If `a, b, c in R^(+)` such that `a+b+c=27`, then the maximum value of `a^(2)b^(3)c^(4)` is equal to

To find the maximum value of \( a^2 b^3 c^4 \) given the constraint \( a + b + c = 27 \) and \( a, b, c \in \mathbb{R}^+ \), we can use the method of Lagrange multipliers or apply the AM-GM inequality.
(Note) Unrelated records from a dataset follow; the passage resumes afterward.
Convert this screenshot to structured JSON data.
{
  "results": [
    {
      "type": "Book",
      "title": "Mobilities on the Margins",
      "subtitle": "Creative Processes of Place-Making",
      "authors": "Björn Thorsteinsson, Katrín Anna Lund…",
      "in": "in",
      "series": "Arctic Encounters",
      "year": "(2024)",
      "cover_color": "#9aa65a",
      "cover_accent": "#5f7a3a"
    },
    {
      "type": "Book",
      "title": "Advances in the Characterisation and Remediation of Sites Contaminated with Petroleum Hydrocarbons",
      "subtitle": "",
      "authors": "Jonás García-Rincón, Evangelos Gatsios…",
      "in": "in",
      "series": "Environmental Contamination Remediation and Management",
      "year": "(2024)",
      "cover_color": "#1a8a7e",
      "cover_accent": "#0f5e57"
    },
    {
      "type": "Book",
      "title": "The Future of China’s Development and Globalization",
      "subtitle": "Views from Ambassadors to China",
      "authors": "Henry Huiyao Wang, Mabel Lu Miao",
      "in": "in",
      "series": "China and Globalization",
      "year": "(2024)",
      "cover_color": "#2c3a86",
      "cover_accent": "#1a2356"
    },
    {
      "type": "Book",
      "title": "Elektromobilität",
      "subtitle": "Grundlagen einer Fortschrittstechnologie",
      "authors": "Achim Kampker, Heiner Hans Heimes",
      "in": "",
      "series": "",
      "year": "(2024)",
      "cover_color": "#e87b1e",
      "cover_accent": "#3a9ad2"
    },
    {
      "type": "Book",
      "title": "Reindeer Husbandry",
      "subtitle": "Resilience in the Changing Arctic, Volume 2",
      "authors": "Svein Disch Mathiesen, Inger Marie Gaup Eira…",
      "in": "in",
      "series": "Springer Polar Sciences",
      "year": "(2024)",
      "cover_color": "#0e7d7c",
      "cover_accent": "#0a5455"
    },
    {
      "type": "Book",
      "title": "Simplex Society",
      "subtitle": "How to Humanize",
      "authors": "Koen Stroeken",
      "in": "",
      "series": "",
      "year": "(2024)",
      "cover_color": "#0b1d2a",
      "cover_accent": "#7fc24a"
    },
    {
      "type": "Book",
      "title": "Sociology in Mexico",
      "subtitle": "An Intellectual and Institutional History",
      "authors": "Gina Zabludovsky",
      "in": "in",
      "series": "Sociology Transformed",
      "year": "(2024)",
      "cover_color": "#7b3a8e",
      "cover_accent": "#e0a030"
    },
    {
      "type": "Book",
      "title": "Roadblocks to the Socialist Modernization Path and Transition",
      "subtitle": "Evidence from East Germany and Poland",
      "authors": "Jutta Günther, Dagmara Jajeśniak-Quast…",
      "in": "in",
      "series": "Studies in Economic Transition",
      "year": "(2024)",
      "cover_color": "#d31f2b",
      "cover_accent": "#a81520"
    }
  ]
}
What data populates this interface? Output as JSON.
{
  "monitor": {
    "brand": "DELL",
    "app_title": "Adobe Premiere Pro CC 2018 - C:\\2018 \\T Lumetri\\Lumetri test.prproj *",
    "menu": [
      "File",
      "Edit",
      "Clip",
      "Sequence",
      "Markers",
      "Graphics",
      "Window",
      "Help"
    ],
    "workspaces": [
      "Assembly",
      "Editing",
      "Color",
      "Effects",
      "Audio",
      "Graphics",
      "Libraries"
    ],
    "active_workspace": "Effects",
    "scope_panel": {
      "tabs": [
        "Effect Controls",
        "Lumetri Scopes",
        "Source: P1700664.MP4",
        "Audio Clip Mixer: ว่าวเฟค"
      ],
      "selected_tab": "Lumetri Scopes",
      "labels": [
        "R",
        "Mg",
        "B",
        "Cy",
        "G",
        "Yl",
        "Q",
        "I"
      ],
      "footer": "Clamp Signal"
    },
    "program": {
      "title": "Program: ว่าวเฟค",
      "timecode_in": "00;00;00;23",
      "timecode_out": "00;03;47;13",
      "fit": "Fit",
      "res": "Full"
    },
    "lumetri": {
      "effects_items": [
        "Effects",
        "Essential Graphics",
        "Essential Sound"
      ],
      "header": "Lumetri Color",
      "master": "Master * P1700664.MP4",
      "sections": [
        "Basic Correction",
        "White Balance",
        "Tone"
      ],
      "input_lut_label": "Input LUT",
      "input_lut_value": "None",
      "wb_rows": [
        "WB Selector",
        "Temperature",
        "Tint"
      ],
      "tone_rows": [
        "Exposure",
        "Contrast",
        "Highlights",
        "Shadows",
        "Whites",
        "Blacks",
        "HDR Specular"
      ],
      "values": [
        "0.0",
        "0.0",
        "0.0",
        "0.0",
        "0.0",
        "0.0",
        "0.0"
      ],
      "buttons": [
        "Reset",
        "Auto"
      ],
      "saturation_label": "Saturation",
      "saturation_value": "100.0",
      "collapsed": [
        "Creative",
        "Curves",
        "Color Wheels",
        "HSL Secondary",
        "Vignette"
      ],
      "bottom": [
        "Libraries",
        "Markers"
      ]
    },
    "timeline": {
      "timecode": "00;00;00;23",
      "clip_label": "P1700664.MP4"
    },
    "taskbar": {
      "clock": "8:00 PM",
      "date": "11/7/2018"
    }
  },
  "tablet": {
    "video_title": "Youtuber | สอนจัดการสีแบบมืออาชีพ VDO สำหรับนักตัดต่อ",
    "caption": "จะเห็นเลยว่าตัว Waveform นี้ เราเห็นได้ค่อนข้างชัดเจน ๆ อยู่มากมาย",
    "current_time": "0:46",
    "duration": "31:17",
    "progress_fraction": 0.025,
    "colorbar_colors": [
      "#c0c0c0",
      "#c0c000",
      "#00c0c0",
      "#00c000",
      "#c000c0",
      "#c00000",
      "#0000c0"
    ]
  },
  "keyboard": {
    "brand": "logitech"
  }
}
Here, we will use the AM-GM inequality. ### Step-by-Step Solution: 1. **Set Up the Problem**: We want to maximize the expression \( a^2 b^3 c^4 \) under the constraint \( a + b + c = 27 \). 2. **Apply the AM-GM Inequality**: According to the AM-GM inequality, for any non-negative real numbers \( x_1, x_2, \ldots, x_n \): \[ \frac{x_1 + x_2 + \ldots + x_n}{n} \geq \sqrt[n]{x_1 x_2 \ldots x_n} \] We can apply this to the terms \( a, a, b, b, b, c, c, c, c \) (where \( a \) appears twice, \( b \) three times, and \( c \) four times). 3. **Calculate the Arithmetic Mean**: The total number of terms is \( 2 + 3 + 4 = 9 \). Therefore, we have: \[ \frac{a + a + b + b + b + c + c + c + c}{9} = \frac{2a + 3b + 4c}{9} \] By the AM-GM inequality: \[ \frac{2a + 3b + 4c}{9} \geq \sqrt[9]{a^2 b^3 c^4} \] 4. **Substituting the Constraint**: Since \( a + b + c = 27 \), we can express \( 2a + 3b + 4c \) in terms of \( a + b + c \): \[ 2a + 3b + 4c = 2a + 3b + 4(27 - a - b) = 2a + 3b + 108 - 4a - 4b = -2a - b + 108 \] Thus, we have: \[ \frac{-2a - b + 108}{9} \geq \sqrt[9]{a^2 b^3 c^4} \] 5. **Finding the Maximum Value**: To maximize \( a^2 b^3 c^4 \), we need to find the equality condition in the AM-GM inequality, which occurs when: \[ a = a = b = b = b = c = c = c = c \] Let \( a = 2k \), \( b = 3k \), and \( c = 4k \). Then: \[ 2k + 3k + 4k = 27 \implies 9k = 27 \implies k = 3 \] Therefore: \[ a = 6, \quad b = 9, \quad c = 12 \] 6. **Calculate the Maximum Value**: Now substitute \( a, b, c \) back into the expression: \[ a^2 b^3 c^4 = 6^2 \cdot 9^3 \cdot 12^4 \] Calculate each term: \[ 6^2 = 36, \quad 9^3 = 729, \quad 12^4 = 20736 \] Now multiply: \[ 36 \cdot 729 \cdot 20736 \] Calculate step by step: \[ 36 \cdot 729 = 26244 \] Then: \[ 26244 \cdot 20736 = 544864320 \] Thus, the maximum value of \( a^2 b^3 c^4 \) is \( 544864320 \).